Em contrarrazões (Id. Num. 21963553), o autor sustenta a irregularidade da contratação, argumentando que a instituição financeira não apresentou nos autos qualquer contrato que legitimasse os descontos efetuados ou comprovante de transferência válido. Por esse motivo, requer a manutenção da sentença.

Considerando a recomendação do Ofício-Circular 174/2021 – OJOI/TJPI/PRESIDENCIA/GABJAPRE/GABJAPRES2, deixo de encaminhar os autos ao Ministério Público, por não vislumbrar interesse público que justificasse sua atuação.

É o relatório.

 

II- ADMISSIBILIDADE DO RECURSO

 

Atendido os pressupostos intrínsecos e extrínsecos de admissibilidade, conheço do recurso.

 

III – FUNDAMENTAÇÃO

 

Consoante dispõe o art. 932, V, “a”, do CPC, compete ao relator dar provimento ao recurso que contrariar súmula do Supremo Tribunal Federal, do Superior Tribunal de Justiça ou do próprio tribunal.

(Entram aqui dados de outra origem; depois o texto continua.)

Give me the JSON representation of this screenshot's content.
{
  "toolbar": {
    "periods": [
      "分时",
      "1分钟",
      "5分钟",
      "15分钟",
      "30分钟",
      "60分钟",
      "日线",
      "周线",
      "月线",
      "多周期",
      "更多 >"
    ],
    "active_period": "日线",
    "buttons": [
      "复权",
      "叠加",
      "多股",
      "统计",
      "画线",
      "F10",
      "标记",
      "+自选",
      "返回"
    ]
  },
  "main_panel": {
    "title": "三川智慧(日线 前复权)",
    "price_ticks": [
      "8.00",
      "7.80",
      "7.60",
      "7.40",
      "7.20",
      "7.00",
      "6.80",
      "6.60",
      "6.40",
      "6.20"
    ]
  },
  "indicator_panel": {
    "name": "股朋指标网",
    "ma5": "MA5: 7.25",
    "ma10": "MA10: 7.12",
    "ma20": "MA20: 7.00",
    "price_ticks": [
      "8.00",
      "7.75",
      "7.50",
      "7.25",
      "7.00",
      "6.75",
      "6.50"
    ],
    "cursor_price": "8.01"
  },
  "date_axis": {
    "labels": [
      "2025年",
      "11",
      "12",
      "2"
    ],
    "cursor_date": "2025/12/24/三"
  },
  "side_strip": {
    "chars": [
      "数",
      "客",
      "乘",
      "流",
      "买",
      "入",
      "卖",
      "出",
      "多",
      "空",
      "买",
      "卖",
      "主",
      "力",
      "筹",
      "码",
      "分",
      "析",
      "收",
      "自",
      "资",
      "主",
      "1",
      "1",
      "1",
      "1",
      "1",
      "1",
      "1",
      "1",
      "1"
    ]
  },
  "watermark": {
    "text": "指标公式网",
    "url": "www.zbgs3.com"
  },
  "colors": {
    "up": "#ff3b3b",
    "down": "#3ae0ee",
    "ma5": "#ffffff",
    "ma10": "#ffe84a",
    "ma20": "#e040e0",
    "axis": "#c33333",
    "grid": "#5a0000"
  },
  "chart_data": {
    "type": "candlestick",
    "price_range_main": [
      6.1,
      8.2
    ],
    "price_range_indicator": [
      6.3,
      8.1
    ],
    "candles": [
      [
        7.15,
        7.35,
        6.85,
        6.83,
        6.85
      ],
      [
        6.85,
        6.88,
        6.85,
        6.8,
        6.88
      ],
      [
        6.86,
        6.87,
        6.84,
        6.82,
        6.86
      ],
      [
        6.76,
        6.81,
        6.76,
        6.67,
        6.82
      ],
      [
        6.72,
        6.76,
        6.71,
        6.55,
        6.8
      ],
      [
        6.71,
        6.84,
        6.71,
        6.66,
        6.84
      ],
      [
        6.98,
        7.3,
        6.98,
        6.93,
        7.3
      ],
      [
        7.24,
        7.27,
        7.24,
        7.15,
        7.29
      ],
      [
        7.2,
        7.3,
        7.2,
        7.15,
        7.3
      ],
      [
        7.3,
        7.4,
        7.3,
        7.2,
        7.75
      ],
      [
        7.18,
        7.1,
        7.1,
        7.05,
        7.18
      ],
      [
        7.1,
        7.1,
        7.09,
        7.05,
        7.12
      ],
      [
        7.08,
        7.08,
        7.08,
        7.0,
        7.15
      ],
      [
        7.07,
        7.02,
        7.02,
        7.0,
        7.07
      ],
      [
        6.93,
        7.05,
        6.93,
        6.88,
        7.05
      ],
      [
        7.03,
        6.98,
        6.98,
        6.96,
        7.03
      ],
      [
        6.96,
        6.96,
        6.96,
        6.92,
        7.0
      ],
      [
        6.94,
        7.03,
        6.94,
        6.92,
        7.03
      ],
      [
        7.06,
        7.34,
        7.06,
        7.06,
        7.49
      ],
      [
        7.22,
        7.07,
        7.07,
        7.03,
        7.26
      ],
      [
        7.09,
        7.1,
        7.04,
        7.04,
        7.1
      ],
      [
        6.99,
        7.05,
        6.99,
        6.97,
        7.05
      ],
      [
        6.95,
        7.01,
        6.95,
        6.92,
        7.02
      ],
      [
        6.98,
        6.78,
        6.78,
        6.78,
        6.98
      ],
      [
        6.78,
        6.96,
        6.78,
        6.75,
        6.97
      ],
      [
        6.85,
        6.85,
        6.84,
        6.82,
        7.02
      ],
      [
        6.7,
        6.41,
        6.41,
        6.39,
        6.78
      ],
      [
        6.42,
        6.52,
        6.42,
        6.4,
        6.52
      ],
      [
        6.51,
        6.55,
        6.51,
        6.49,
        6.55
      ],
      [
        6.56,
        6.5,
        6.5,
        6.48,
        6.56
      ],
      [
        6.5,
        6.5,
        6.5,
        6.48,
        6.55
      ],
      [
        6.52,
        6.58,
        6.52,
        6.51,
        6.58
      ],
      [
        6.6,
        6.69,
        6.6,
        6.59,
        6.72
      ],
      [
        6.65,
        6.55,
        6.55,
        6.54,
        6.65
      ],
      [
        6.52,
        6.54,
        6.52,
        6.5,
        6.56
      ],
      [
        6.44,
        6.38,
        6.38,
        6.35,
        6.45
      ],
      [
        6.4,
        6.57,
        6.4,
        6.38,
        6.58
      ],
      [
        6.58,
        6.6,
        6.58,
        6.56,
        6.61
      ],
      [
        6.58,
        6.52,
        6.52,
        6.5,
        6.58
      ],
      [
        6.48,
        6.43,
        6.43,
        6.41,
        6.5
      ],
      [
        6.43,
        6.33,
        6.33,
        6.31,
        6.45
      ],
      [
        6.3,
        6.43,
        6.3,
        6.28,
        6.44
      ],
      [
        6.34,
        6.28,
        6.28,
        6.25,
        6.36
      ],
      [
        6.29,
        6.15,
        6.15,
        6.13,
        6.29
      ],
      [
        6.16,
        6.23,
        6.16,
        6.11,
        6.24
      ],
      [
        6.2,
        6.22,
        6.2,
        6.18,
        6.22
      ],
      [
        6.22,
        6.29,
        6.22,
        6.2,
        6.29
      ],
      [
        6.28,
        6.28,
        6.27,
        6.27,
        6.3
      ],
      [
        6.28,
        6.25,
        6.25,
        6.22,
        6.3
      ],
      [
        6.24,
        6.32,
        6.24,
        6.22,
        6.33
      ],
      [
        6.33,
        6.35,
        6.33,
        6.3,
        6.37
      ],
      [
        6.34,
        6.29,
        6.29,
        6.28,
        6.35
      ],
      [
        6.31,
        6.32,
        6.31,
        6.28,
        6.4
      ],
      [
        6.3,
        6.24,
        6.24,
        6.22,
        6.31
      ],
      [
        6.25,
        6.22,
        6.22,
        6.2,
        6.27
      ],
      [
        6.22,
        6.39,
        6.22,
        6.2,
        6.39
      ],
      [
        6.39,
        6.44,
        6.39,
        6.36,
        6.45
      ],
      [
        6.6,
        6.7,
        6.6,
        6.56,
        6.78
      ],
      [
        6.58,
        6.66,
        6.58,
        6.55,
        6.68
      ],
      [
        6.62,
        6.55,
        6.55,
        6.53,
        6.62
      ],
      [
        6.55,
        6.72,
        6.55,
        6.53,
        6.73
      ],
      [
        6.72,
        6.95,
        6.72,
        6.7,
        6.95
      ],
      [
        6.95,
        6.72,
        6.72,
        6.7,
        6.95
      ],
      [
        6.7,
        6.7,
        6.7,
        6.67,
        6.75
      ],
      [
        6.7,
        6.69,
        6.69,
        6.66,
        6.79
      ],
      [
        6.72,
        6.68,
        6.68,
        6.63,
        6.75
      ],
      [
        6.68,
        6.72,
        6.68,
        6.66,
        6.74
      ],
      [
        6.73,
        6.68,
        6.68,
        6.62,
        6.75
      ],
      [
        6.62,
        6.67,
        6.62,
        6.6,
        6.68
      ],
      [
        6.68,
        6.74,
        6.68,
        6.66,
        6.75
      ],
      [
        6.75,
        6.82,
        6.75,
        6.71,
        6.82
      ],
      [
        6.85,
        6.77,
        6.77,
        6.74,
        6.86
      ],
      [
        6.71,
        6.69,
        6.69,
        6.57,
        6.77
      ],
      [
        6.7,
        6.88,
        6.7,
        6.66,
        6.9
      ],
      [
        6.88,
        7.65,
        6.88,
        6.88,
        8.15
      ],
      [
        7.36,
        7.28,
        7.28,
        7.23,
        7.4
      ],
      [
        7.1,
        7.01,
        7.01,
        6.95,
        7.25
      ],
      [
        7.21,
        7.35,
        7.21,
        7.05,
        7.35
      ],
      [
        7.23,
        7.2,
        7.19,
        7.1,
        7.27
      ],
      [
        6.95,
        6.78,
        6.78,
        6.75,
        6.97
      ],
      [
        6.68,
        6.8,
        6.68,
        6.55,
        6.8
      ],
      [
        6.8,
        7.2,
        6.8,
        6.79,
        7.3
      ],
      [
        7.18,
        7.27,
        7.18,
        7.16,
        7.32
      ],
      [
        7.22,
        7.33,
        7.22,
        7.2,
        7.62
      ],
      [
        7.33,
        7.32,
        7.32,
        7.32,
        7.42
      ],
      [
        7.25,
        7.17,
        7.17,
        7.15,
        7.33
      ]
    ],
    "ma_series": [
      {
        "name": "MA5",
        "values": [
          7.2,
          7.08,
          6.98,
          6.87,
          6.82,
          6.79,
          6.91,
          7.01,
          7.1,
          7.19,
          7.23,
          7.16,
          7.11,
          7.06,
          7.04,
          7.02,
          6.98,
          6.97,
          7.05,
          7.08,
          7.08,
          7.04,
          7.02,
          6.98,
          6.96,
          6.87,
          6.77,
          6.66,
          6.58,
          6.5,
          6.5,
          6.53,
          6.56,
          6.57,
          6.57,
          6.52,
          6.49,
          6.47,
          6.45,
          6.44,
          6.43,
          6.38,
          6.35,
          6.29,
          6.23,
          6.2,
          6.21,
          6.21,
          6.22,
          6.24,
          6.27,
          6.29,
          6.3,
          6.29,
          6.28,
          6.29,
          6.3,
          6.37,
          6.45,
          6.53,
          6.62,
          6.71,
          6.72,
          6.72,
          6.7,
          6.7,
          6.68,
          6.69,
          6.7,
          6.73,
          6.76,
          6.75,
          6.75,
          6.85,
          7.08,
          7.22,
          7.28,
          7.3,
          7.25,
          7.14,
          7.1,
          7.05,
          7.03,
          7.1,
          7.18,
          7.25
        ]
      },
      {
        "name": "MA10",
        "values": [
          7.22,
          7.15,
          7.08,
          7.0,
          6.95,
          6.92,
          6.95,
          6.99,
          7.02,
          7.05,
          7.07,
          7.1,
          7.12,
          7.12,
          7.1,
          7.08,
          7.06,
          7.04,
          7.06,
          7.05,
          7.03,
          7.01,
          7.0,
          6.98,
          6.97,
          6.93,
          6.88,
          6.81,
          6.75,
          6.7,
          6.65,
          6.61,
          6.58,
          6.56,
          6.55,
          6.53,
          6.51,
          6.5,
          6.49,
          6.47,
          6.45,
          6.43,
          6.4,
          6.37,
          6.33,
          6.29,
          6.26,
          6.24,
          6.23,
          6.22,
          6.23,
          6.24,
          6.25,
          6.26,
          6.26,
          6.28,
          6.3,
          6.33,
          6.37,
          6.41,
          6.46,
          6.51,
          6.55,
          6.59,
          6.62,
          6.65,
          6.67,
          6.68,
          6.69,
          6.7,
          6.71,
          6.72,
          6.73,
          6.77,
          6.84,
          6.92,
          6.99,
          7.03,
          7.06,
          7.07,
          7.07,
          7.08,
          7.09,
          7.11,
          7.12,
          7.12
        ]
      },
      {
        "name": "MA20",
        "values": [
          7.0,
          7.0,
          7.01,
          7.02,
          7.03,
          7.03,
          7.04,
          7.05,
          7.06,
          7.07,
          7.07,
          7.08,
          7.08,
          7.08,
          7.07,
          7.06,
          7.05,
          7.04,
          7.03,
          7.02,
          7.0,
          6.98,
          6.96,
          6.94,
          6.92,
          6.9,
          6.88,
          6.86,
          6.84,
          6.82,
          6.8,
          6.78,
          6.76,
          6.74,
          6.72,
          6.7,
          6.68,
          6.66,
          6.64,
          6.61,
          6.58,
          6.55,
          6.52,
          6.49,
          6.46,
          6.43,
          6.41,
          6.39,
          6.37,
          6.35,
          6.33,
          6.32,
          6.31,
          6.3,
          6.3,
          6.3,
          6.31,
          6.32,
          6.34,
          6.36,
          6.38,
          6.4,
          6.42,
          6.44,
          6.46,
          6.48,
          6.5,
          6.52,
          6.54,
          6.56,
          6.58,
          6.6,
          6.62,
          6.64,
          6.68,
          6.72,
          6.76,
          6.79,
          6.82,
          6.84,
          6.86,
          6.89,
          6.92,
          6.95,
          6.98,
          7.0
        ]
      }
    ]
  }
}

Tal previsão encontra-se, ainda, constante no art. 91, VI-D, do Regimento Interno deste E. Tribunal de Justiça, senão vejamos:

“Art. 91. Compete ao Relator, nos feitos que lhe forem distribuídos, além de outros deveres legais e deste Regimento:

(…)

VI-D - depois de facultada a apresentação de contrarrazões, dar provimento ao recurso se a decisão recorrida for contrária a súmula deste Tribunal ou entendimento firmado em incidente de resolução de demandas repetitivas ou de assunção de competência; (Incluído pelo art. 1º da Resolução nº 21, de 15/09/2016).”

 

Utilizo-me, pois, de tais disposições normativas, uma vez que a matéria aqui trazida já foi amplamente deliberada nesta Corte de Justiça, possuindo até mesmo disposição de súmula.

Cinge-se a controvérsia acerca da pretensão da parte autora em ver reconhecida a nulidade da contratação de empréstimo consignado, direito à repetição do indébito, bem como a condenação em danos morais.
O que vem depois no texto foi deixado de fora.